A Letter to Home
Disclaimer: Neither Sam nor Supernatural are in anyway mine (unfortunately) – see E. Kripke and CW for ownership details.
Summary: Sam writes another letter to Dean just before Christmas with no intention of posting this one - more heartfelt confidences.
Rating: A few mild curses
Author's Note: No mending of Dean in this letter (this is another unsent letter)! Sorry, you'll have to wait a bit longer for that.
Dear Dean,
I don't know how to tell you this. I have written the most god-awful letter to you and I know it will hurt you and I hate myself for it but I don't know what else to say to you. I've said I don't want you to come and join me anymore but it isn't entirely true. I do want you to come, I still want my brother here, as I have every day since I left, but now I know without any doubt, I couldn't make you fit in here. There is no way to make you be like these people and let you still be you. You would have to change so much, there wouldn't be much Dean left and I hate that about this place. I love it here; it's everything I wanted it to be and more. My only regret is that I have to let you go. I'm abandoning you to the life Dad has laid before you.
I read your cards and worry about all the things you don't say on them. Is that why you send postcards, because they don't fit much on them? What is it that you don't tell me now, Dean? I used to feel like I knew everything important there was to know about you, now I barely recognise you from the notes you send. I feel like I don't know you anymore. This place has damaged that one part of my before life that I treasured, the one part I didn't want to change, the part that was us. Without you, part of me is missing but much as I regret it, I am learning to live without it. I don't know whether to feel relieved or disappointed that I can survive without you.
I wait anxiously for each postcard from you. If they're late, I worry that you are lying in a hospital somewhere and that Dad wouldn't ever let me know or worse, I worry that it's too late and you've gone. I can't bear that thought and yet I don't write to you or talk to you. I know your calls are getting further and further apart and I know it's my fault.

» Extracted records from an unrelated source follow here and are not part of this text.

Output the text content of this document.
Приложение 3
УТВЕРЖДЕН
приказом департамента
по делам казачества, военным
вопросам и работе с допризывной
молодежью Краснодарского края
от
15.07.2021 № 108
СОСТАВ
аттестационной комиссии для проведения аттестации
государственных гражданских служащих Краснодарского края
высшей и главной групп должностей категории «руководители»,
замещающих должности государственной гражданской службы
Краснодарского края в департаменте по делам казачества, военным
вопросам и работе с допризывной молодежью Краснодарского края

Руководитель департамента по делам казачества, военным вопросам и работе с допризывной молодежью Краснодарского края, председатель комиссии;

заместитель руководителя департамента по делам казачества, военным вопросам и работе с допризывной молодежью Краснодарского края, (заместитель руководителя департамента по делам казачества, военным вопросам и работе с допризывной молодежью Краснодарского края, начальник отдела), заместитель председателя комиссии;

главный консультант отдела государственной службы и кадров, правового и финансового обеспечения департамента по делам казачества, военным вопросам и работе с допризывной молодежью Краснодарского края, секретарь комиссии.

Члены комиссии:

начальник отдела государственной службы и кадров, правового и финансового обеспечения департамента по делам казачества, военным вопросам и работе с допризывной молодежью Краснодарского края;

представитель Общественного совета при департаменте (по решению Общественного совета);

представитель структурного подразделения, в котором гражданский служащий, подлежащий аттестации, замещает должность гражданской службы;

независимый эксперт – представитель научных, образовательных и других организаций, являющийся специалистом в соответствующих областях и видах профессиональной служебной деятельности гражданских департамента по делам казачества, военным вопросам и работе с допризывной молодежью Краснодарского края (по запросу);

I don't know why you call or write to someone who treats you as badly as I do. I'm sorry. Deeply, truly sorry. I just can't talk to you because I hear your voice and I want to have back that one part of our life before but I can't ask you again to come and join me and I'm not coming back so talking just hurts too goddamn much.

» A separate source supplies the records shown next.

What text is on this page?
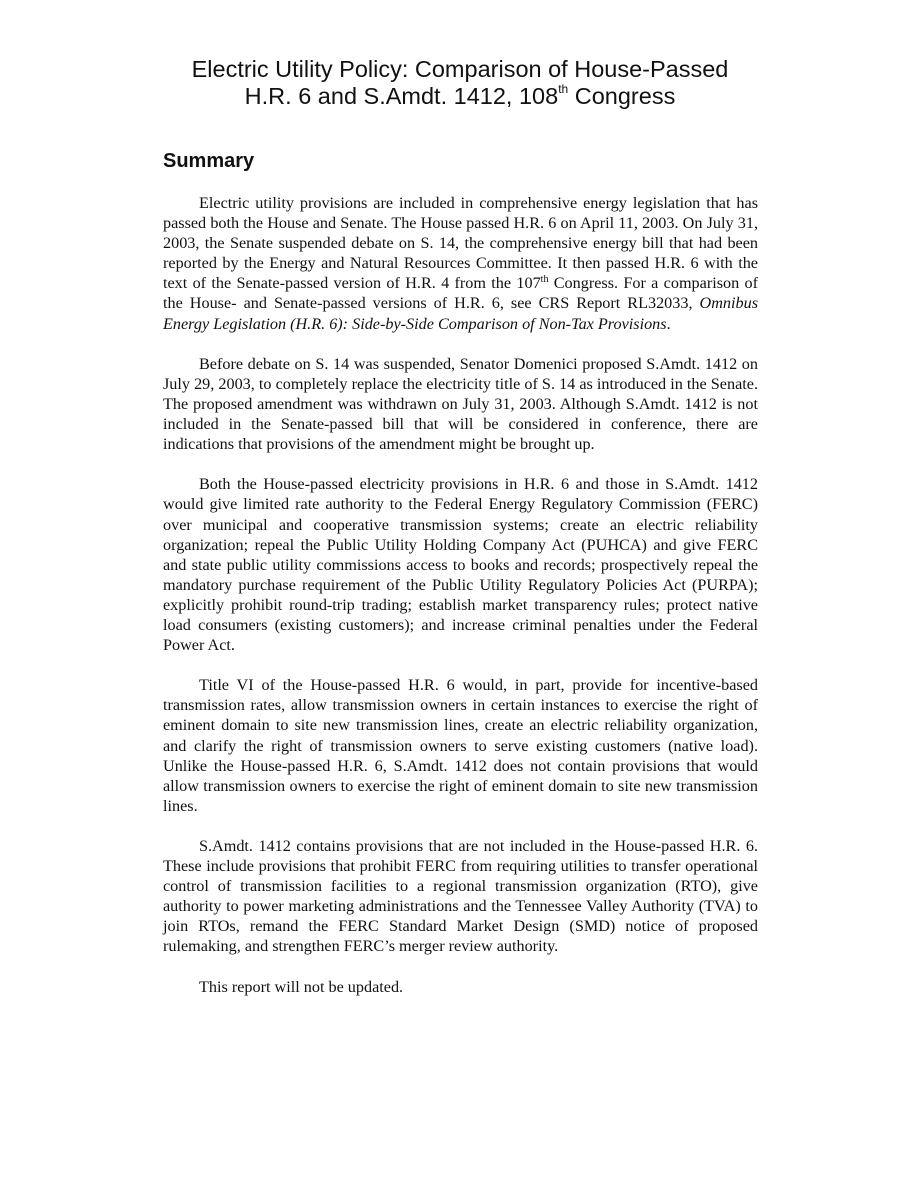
Electric Utility Policy: Comparison of House-Passed
H.R. 6 and S.Amdt. 1412, 108th Congress
Summary

Electric utility provisions are included in comprehensive energy legislation that has passed both the House and Senate. The House passed H.R. 6 on April 11, 2003. On July 31, 2003, the Senate suspended debate on S. 14, the comprehensive energy bill that had been reported by the Energy and Natural Resources Committee. It then passed H.R. 6 with the text of the Senate-passed version of H.R. 4 from the 107th Congress. For a comparison of the House- and Senate-passed versions of H.R. 6, see CRS Report RL32033, Omnibus Energy Legislation (H.R. 6): Side-by-Side Comparison of Non-Tax Provisions.

Before debate on S. 14 was suspended, Senator Domenici proposed S.Amdt. 1412 on July 29, 2003, to completely replace the electricity title of S. 14 as introduced in the Senate. The proposed amendment was withdrawn on July 31, 2003. Although S.Amdt. 1412 is not included in the Senate-passed bill that will be considered in conference, there are indications that provisions of the amendment might be brought up.

Both the House-passed electricity provisions in H.R. 6 and those in S.Amdt. 1412 would give limited rate authority to the Federal Energy Regulatory Commission (FERC) over municipal and cooperative transmission systems; create an electric reliability organization; repeal the Public Utility Holding Company Act (PUHCA) and give FERC and state public utility commissions access to books and records; prospectively repeal the mandatory purchase requirement of the Public Utility Regulatory Policies Act (PURPA); explicitly prohibit round-trip trading; establish market transparency rules; protect native load consumers (existing customers); and increase criminal penalties under the Federal Power Act.

Title VI of the House-passed H.R. 6 would, in part, provide for incentive-based transmission rates, allow transmission owners in certain instances to exercise the right of eminent domain to site new transmission lines, create an electric reliability organization, and clarify the right of transmission owners to serve existing customers (native load). Unlike the House-passed H.R. 6, S.Amdt. 1412 does not contain provisions that would allow transmission owners to exercise the right of eminent domain to site new transmission lines.

S.Amdt. 1412 contains provisions that are not included in the House-passed H.R. 6. These include provisions that prohibit FERC from requiring utilities to transfer operational control of transmission facilities to a regional transmission organization (RTO), give authority to power marketing administrations and the Tennessee Valley Authority (TVA) to join RTOs, remand the FERC Standard Market Design (SMD) notice of proposed rulemaking, and strengthen FERC’s merger review authority.

This report will not be updated.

I'm going to Jess' parents for Christmas. It is so daunting. We've never had that kind of family get-together. When I think back we missed so much and half the time, I'm just not sure how 'families' work and am frightened I'm going to lose it all by getting something wrong. Our Christmases were pretty pathetic really weren't they? No proper tree, no turkey, barely any presents and those we did get were necessities not luxuries, new clothes to replace the worn out ones we were wearing at the time, things we had to have anyway. This will be nothing like that and I just dread someone asking about my family and our Christmases or even our life. Don't get me wrong, I am grateful for how you tried to make Christmas different to every other day of our sad existence but you shouldn't have had to do that. That was Dad's job – another thing he didn't even try to do for us.
I'm sorry for the letter I'm sending you, you don't deserve that, but then you don't really deserve this one either. You are a better man than I Dean and I ask you to please forgive me for hurting you.
I hope you get what you deserve this Christmas, a better life.